Liora bergeming, bibir gadis itu terbungkam tanpa memberi jawaban pada Kayden.

“Jadi apa yang ingin kamu sampaikan dengan datang menemuiku?” tanyanya setelah beberapa detik kebisuan berlalu. “Katakan!”

Liora menggeleng, “Tidak jadi,” jawabnya singkat.

“Fine. Kamu boleh keluar kalau begitu.”

Liora bangun dari duduknya dengan menahan air mata. Ia pergi meninggalkan Kayden tetapi saat mereka telah dipisahkan oleh beberapa langkah, Liora berhenti.

Ia menoleh pada Kayden dan dengan suaranya yang serak mengatakan, “Jangan karena kita pernah tidur bersama lantas Anda bisa melakukan sesuatu sesuka hati Anda seperti ini, Tuan Kayden,” ucapnya. “Semalam itu tidak berarti apapun bagi saya!”

Liora mendapati ekspresi wajah Kayden yang berubah. Yang meski tak kentara, tapi ia tahu bahwa pria itu pasti tak suka dengan kalimat Liora yang menyinggung soal apa yang mereka lakukan semalam.

Mata Kayden tampak menggelap dengan bibir yang mengatup. Dan sebelum terjadi perdebatan lain yang menguras hatinya, Liora memutuskan untuk pergi dari sana.

Ia keluar dari ruang Presdir dengan dada yang terasa sesak.

Padahal ia sudah berharap agar tak pernah bertemu dengan Kayden lagi. 

Namun takdir malah menyeretnya dalam situasi yang lebih pelik karena pria itu muncul sebagai Presdir di tempat ia bekerja, memintanya meminta maaf akan sesuatu yang bukan menjadi salahnya dan bersikap seolah-olah ia memiliki hidup Liora.

‘Aku benci pria itu!’

***

Beberapa hari berlalu, Liora kemudian tahu dari Freya bahwa Kayden adalah presdir baru di Evermore. Tuan Owen yang lanjut usia sepertinya memilih untuk pensiun dan memberikan jabatan itu kepada anak bungsunya.

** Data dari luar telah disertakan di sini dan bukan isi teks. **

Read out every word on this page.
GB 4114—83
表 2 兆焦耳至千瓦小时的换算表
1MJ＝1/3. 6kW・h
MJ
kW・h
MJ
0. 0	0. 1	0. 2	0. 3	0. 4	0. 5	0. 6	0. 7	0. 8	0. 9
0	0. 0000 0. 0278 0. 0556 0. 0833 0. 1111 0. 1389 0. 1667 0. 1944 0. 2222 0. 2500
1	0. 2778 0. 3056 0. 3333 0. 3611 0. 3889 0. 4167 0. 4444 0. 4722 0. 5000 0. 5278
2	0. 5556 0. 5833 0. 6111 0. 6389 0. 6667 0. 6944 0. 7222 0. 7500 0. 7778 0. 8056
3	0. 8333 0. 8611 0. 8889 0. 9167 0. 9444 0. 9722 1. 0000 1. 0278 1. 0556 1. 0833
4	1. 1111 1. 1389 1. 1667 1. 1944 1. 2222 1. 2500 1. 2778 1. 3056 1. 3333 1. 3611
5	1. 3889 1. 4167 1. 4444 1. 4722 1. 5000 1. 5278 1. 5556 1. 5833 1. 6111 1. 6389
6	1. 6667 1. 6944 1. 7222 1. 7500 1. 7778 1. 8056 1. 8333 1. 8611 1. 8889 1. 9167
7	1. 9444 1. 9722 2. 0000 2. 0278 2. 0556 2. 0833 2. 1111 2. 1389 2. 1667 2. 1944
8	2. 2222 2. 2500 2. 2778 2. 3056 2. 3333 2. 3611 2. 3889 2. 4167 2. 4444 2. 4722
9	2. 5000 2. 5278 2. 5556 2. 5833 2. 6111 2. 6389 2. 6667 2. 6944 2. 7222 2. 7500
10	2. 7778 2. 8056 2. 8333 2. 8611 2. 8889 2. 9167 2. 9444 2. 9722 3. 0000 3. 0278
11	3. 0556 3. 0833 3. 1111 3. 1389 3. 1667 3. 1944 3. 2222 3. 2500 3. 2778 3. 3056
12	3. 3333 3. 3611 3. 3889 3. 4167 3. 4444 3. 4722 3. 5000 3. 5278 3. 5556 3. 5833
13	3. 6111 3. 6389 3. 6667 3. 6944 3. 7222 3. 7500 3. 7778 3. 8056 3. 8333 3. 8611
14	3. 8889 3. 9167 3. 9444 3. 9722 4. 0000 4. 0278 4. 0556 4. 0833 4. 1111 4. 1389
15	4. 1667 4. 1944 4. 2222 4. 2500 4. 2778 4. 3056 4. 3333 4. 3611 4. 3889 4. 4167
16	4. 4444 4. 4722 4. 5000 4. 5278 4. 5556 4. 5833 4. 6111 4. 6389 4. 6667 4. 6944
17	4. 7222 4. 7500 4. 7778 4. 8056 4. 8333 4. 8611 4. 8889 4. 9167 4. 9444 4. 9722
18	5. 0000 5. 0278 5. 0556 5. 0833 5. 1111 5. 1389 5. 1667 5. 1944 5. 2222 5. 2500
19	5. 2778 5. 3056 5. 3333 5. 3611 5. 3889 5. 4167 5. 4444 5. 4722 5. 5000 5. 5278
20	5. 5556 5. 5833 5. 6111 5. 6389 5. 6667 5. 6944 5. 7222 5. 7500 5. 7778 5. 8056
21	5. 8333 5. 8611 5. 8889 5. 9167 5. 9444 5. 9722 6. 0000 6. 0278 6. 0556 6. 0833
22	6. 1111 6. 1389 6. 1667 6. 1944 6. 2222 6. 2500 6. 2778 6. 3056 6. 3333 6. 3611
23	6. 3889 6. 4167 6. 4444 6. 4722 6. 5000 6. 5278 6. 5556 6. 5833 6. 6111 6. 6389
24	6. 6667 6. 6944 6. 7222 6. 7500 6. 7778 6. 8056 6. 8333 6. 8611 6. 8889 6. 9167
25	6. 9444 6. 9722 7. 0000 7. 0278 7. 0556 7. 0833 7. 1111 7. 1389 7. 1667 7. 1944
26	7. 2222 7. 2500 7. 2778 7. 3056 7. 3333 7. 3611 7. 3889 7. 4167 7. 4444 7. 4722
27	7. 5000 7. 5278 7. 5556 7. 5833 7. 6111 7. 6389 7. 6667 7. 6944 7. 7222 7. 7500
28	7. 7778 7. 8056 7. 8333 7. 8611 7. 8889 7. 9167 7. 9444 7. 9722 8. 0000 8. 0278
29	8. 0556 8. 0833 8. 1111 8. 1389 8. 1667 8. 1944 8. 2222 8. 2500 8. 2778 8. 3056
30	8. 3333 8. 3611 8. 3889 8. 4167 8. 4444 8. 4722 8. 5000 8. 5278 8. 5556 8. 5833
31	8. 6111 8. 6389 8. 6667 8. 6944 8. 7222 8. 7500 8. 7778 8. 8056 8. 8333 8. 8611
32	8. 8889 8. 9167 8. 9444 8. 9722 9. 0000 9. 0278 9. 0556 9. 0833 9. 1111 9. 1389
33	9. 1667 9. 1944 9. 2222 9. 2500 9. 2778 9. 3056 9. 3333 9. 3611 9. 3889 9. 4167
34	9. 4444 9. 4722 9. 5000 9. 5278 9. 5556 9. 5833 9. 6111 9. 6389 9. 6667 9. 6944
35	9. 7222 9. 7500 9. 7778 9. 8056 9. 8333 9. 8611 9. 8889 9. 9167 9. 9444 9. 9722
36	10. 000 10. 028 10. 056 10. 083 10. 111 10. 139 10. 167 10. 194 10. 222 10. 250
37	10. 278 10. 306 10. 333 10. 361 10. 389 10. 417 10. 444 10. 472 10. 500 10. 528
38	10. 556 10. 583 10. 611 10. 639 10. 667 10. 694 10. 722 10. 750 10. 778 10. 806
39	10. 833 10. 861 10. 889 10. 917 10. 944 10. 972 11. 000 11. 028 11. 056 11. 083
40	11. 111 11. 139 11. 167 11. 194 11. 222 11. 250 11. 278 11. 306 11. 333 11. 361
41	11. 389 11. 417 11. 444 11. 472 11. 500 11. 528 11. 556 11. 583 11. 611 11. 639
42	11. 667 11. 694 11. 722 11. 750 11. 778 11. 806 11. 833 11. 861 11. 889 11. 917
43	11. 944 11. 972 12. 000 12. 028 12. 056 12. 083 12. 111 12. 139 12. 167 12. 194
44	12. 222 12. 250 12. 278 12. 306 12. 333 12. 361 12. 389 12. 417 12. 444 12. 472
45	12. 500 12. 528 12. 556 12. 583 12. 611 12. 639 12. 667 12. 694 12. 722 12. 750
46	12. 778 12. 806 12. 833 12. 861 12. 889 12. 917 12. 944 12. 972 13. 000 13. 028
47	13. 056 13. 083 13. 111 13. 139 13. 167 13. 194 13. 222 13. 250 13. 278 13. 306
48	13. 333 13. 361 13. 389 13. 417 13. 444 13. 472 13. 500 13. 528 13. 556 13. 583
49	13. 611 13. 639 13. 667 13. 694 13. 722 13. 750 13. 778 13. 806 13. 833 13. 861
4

Alasan kenapa Kayden yang sebelumnya ada di luar negeri tiba-tiba ada di kota ini adalah untuk mewarisi bisnis tersebut.

Tapi lupakan sejenak tentang Kayden, sebab ada hal lain yang membuat Liora tertekan daripada kemunculan pria itu di Evermore.

Ibunya Adrian, kemarin Liora tak sengaja bertemu dengan wanita paruh baya itu dan beliau marah besar kepadanya. Ucapannya yang menusuk membekas di dalam hati Liora.

‘Setelah membuat reputasi Adrian hancur, jangan pernah berpikir lagi kamu bisa masuk lagi ke kehidupan anakku atau menjadi keluarga kami,’ ucap beliau kala itu dengan wajah yang mengeras. ‘Kami tidak akan pernah menerima wanita jahat sepertimu sebagai menantu, Liora.’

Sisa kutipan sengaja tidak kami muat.